Running RLlib with Ray Tune on GCP

Hi fellows,

I want to understand how RLlib can be used in larger scaled experiments and therefore try to get an overview of how to run an experiment with RLlib in the cloud - more precisely on GCP.

I found a helpful introduction to deploying a Ray cluster in the cloud under Launching Cloud Clusters in the docs. I set up a new project on GCP and ran the example code and that works fine. Now, I want to understand how to setup larger experiments with RLlib on GCP. And here I am a little stuck as I do not understand, how to best organize my code, so I hope to get here some best practice guidelines from experienced RLlib/Ray Tune users (@kai, @mannyv, @rliaw :fox_face:).


RLlib’s DQN agent example
Let us for an example use vanilla DQN :space_invader: together with Ray Tune running an experiment with two different learning rates.

I set up my cluster with ray up -y cluster.yaml. What now?

  1. How can I submit a tuning job with the DQN agent on an environment writing out into GCS?
  2. Do you also use a .yaml file for the Trainer configuration (I saw such in this file from @sven1977)?
  3. Does any one have a full example from which to learn (i.e. cluster.yaml, config.yaml, etc.)?

Custom example
Now a more custom example. Let us assume the code is distributed among several files:

-- my code 
  \__ 
      |__ my_env.py  (containing the environment definition) 
      |__ my_policy.py (containing the policy definition)
      |__ my_utilities.py (containing utility functions)
      |__ main.py (main script that can be executed) 
  1. How can the code be sent to the head node on the GCP cluster to be executed? Do I need to use something like:
ray rsync_up cluster.yaml 'cluster/my_code' 'local/my_code'

and then

ray exec cluster.yaml 'python main.py'?

Many thanks to everyone who tries to help here. I just want to dive deeper and see how I could really use RLlib in projects :male_detective: . I also hope to produce a starting point for everyone who wants to run RLlib on GCP :raised_hands: .

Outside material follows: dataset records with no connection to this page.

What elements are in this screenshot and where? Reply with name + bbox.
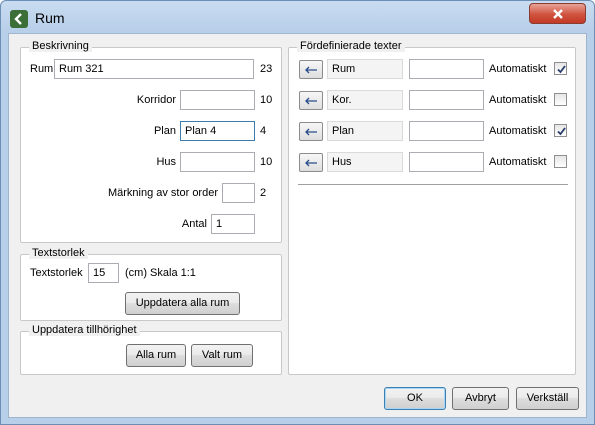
markning-count: 2 xyxy=(260,187,267,199)
predef-plan-checkbox[interactable] xyxy=(554,124,567,137)
plan-label: Plan xyxy=(153,125,176,137)
dialog-window: Rum Beskrivning Rum Rum 321 23 Korridor … xyxy=(0,0,595,425)
arrow-left-icon xyxy=(305,66,317,74)
fordefinierade-title: Fördefinierade texter xyxy=(297,40,405,52)
arrow-left-icon xyxy=(305,97,317,105)
beskrivning-title: Beskrivning xyxy=(29,40,92,52)
insert-rum-button[interactable] xyxy=(299,60,323,79)
markning-label: Märkning av stor order xyxy=(107,187,218,199)
predef-plan-input[interactable] xyxy=(409,121,484,141)
rum-input[interactable]: Rum 321 xyxy=(54,59,254,79)
dialog-body: Beskrivning Rum Rum 321 23 Korridor 10 P… xyxy=(8,33,587,418)
tillhorighet-title: Uppdatera tillhörighet xyxy=(29,324,140,336)
textstorlek-label: Textstorlek xyxy=(30,267,83,279)
predef-kor-input[interactable] xyxy=(409,90,484,110)
predef-plan-auto-label: Automatiskt xyxy=(489,125,547,137)
predef-hus-checkbox[interactable] xyxy=(554,155,567,168)
checkmark-icon xyxy=(557,65,566,74)
insert-hus-button[interactable] xyxy=(299,153,323,172)
beskrivning-group: Beskrivning Rum Rum 321 23 Korridor 10 P… xyxy=(20,40,282,243)
predef-hus-name: Hus xyxy=(327,152,403,172)
app-back-icon xyxy=(10,10,28,28)
title-bar[interactable]: Rum xyxy=(1,1,594,35)
rum-count: 23 xyxy=(260,63,273,75)
arrow-left-icon xyxy=(305,159,317,167)
divider xyxy=(298,184,568,185)
arrow-left-icon xyxy=(305,128,317,136)
plan-input[interactable]: Plan 4 xyxy=(180,121,255,141)
hus-label: Hus xyxy=(156,156,176,168)
close-button[interactable] xyxy=(529,3,586,24)
textstorlek-title: Textstorlek xyxy=(29,247,88,259)
predef-hus-auto-label: Automatiskt xyxy=(489,156,547,168)
predef-kor-auto-label: Automatiskt xyxy=(489,94,547,106)
antal-label: Antal xyxy=(181,218,207,230)
textstorlek-unit: (cm) Skala 1:1 xyxy=(125,267,196,279)
ok-button[interactable]: OK xyxy=(384,387,446,410)
korridor-input[interactable] xyxy=(180,90,255,110)
textstorlek-group: Textstorlek Textstorlek 15 (cm) Skala 1:… xyxy=(20,247,282,321)
predef-rum-input[interactable] xyxy=(409,59,484,79)
antal-input[interactable]: 1 xyxy=(211,214,255,234)
all-rooms-button[interactable]: Alla rum xyxy=(126,344,186,367)
window-title: Rum xyxy=(35,10,65,26)
korridor-count: 10 xyxy=(260,94,273,106)
predef-plan-name: Plan xyxy=(327,121,403,141)
fordefinierade-group: Fördefinierade texter Rum Automatiskt Ko… xyxy=(288,40,576,375)
textstorlek-input[interactable]: 15 xyxy=(88,263,119,283)
predef-rum-name: Rum xyxy=(327,59,403,79)
predef-kor-name: Kor. xyxy=(327,90,403,110)
close-icon xyxy=(553,9,563,19)
hus-count: 10 xyxy=(260,156,273,168)
apply-button[interactable]: Verkställ xyxy=(516,387,579,410)
predef-rum-checkbox[interactable] xyxy=(554,62,567,75)
insert-kor-button[interactable] xyxy=(299,91,323,110)
selected-room-button[interactable]: Valt rum xyxy=(191,344,253,367)
markning-input[interactable] xyxy=(222,183,255,203)
insert-plan-button[interactable] xyxy=(299,122,323,141)
rum-label: Rum xyxy=(30,63,54,75)
update-all-rooms-button[interactable]: Uppdatera alla rum xyxy=(125,292,240,315)
checkmark-icon xyxy=(557,127,566,136)
predef-hus-input[interactable] xyxy=(409,152,484,172)
predef-kor-checkbox[interactable] xyxy=(554,93,567,106)
cancel-button[interactable]: Avbryt xyxy=(452,387,509,410)
korridor-label: Korridor xyxy=(136,94,176,106)
tillhorighet-group: Uppdatera tillhörighet Alla rum Valt rum xyxy=(20,324,282,375)
hus-input[interactable] xyxy=(180,152,255,172)
predef-rum-auto-label: Automatiskt xyxy=(489,63,547,75)
plan-count: 4 xyxy=(260,125,267,137)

Alright, in the last weeks I found out how to set up an experiment using DQN on GCP:

RLlib DQN example
Using the example-full.yaml I had to make the following changes:

  1. See issue #3858 in #ray-clusters, where I also posted the solution.
  2. About the .yaml file for the Trainer configuration I have no news yet … less priority.
  3. So the full example is not there because of 2. missing, but the example in issue #3858 should run for anyone who wants to try this out.

At this point many thanks to the @asawari for this awesome work and for providing so many examples: Setting up the cluster and running the scripts runs amazingly smoothly!!

Custom example
The custom example runs similarly and in the way I expected in above:

  1. The code is send to the head node by using ray rsync-up as shown above uploading all necessary files to the cluster.
  2. To run the main.py I used ray exec as shown above and the code ran errorless.

Hope this helps others, who stand at the same point in their projects.